To make shaping in your knitting possible, knowing how to decrease the number of stitches on your needles is quite important. In this post, I’m going to show you how to work the left-leaning decrease that is abbreviated with “skp”. Skp stands for “slip 1, knit 1, pass the slipped stitch over the knitted stitch”.
There are, of course, also other left-leaning decreases. Take for example the “slip slip knit” (ssk) decrease. And yes, the result is quite similar to that of the skp, but I find the latter personally much easier to work. That’s the reason I usually include the skp decrease in my patterns and add a note that instead, an ssk can be used if desired.
Below you can find how this decrease is worked, so get your materials and follow along! I’m starting with the same swatch I used in my previous tutorial on the m1bl increase.
Knitting the left-leaning skp decrease step by step
1. First, take your project and work to the spot indicated in your pattern, where you want to make the decrease. In my case, that’s 3 stitches in from the garter stitch edging on the right side of the swatch.
2. Next, insert the tip of the right-hand needle into the first stitch as if to knit…. (It is, of course, possible to insert the needle as if to purl, but this will twist the stitch mount and will make the decrease look like a twisted stitch.).

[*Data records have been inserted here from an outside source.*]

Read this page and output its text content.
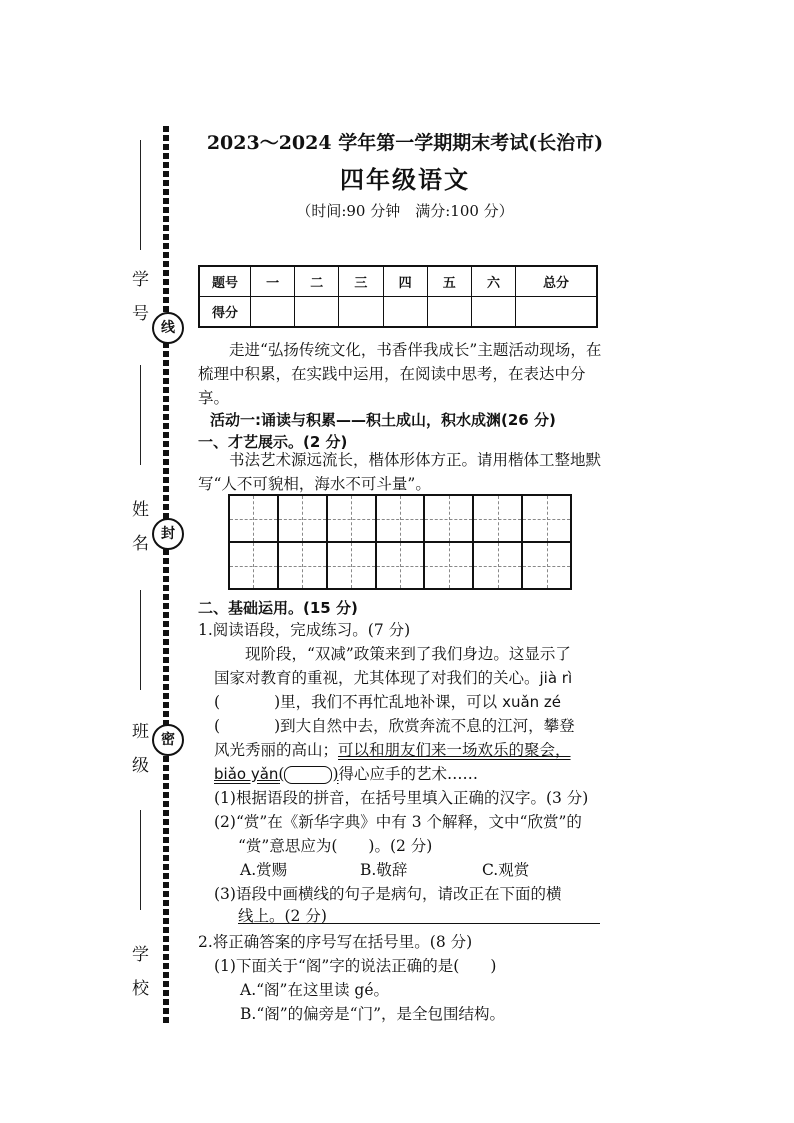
学　号
姓　名
班　级
学　校
线
封
密
2023～2024 学年第一学期期末考试(长治市)
四年级语文
（时间:90 分钟　满分:100 分）
题号	一	二	三	四	五	六	总分
得分							
走进“弘扬传统文化，书香伴我成长”主题活动现场，在梳理中积累，在实践中运用，在阅读中思考，在表达中分享。
活动一:诵读与积累——积土成山，积水成渊(26 分)
一、才艺展示。(2 分)
书法艺术源远流长，楷体形体方正。请用楷体工整地默写“人不可貌相，海水不可斗量”。
二、基础运用。(15 分)
1.阅读语段，完成练习。(7 分)
现阶段，“双减”政策来到了我们身边。这显示了
国家对教育的重视，尤其体现了对我们的关心。jià rì
(	)里，我们不再忙乱地补课，可以 xuǎn zé
(	)到大自然中去，欣赏奔流不息的江河，攀登
风光秀丽的高山；可以和朋友们来一场欢乐的聚会，
biǎo yǎn(	)得心应手的艺术……
(1)根据语段的拼音，在括号里填入正确的汉字。(3 分)
(2)“赏”在《新华字典》中有 3 个解释，文中“欣赏”的
“赏”意思应为(　　)。(2 分)
A.赏赐	B.敬辞	C.观赏
(3)语段中画横线的句子是病句，请改正在下面的横
线上。(2 分)
2.将正确答案的序号写在括号里。(8 分)
(1)下面关于“阁”字的说法正确的是(　　)
A.“阁”在这里读 gé。
B.“阁”的偏旁是“门”，是全包围结构。
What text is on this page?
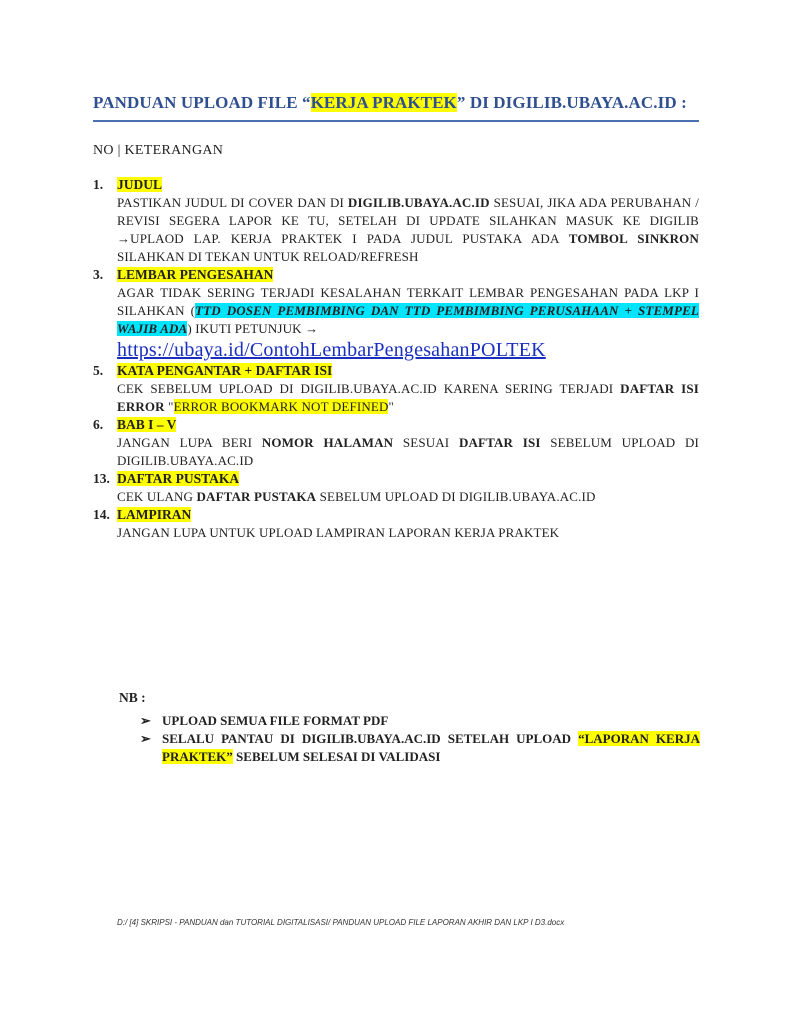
PANDUAN UPLOAD FILE “KERJA PRAKTEK” DI DIGILIB.UBAYA.AC.ID :
NO | KETERANGAN
1. JUDUL
PASTIKAN JUDUL DI COVER DAN DI DIGILIB.UBAYA.AC.ID SESUAI, JIKA ADA PERUBAHAN / REVISI SEGERA LAPOR KE TU, SETELAH DI UPDATE SILAHKAN MASUK KE DIGILIB →UPLAOD LAP. KERJA PRAKTEK I PADA JUDUL PUSTAKA ADA TOMBOL SINKRON SILAHKAN DI TEKAN UNTUK RELOAD/REFRESH
3. LEMBAR PENGESAHAN
AGAR TIDAK SERING TERJADI KESALAHAN TERKAIT LEMBAR PENGESAHAN PADA LKP I SILAHKAN (TTD DOSEN PEMBIMBING DAN TTD PEMBIMBING PERUSAHAAN + STEMPEL WAJIB ADA) IKUTI PETUNJUK →
https://ubaya.id/ContohLembarPengesahanPOLTEK
5. KATA PENGANTAR + DAFTAR ISI
CEK SEBELUM UPLOAD DI DIGILIB.UBAYA.AC.ID KARENA SERING TERJADI DAFTAR ISI ERROR "ERROR BOOKMARK NOT DEFINED"
6. BAB I – V
JANGAN LUPA BERI NOMOR HALAMAN SESUAI DAFTAR ISI SEBELUM UPLOAD DI DIGILIB.UBAYA.AC.ID
13. DAFTAR PUSTAKA
CEK ULANG DAFTAR PUSTAKA SEBELUM UPLOAD DI DIGILIB.UBAYA.AC.ID
14. LAMPIRAN
JANGAN LUPA UNTUK UPLOAD LAMPIRAN LAPORAN KERJA PRAKTEK
NB :
➢ UPLOAD SEMUA FILE FORMAT PDF
➢ SELALU PANTAU DI DIGILIB.UBAYA.AC.ID SETELAH UPLOAD “LAPORAN KERJA PRAKTEK” SEBELUM SELESAI DI VALIDASI
D:/ [4] SKRIPSI - PANDUAN dan TUTORIAL DIGITALISASI/ PANDUAN UPLOAD FILE LAPORAN AKHIR DAN LKP I D3.docx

3. … and slip it onto the right-hand needle without actually knitting it.
4. Next, we are going to knit the second stitch. To do so, we start with inserting the right-hand needle into the first stitch on the other needle as shown below.
5. Wrap the yarn around the needle…
6. ..pull it through the stitch you inserted the right-hand needle in…
7. …and slip the original stitch off the left-hand needle.
8. Next, insert the left-hand needle into the second stitch counted from the tip of the right-hand needle…
9. And pull it over the first stitch from the tip on the right-hand needle to complete the decrease. Do you see how it slants to the left?
And this is how to work the skp decrease! The result in stockinette is shown below. In this example, there are three decrease rows worked every other row, at a distance of 2 stitches from the garter stitch edge.
The decreases in this particular swatch look a bit wibbly/wobbly but in my experience that mostly disappears after blocking. In lace, however, I don’t notice it at all after blocking.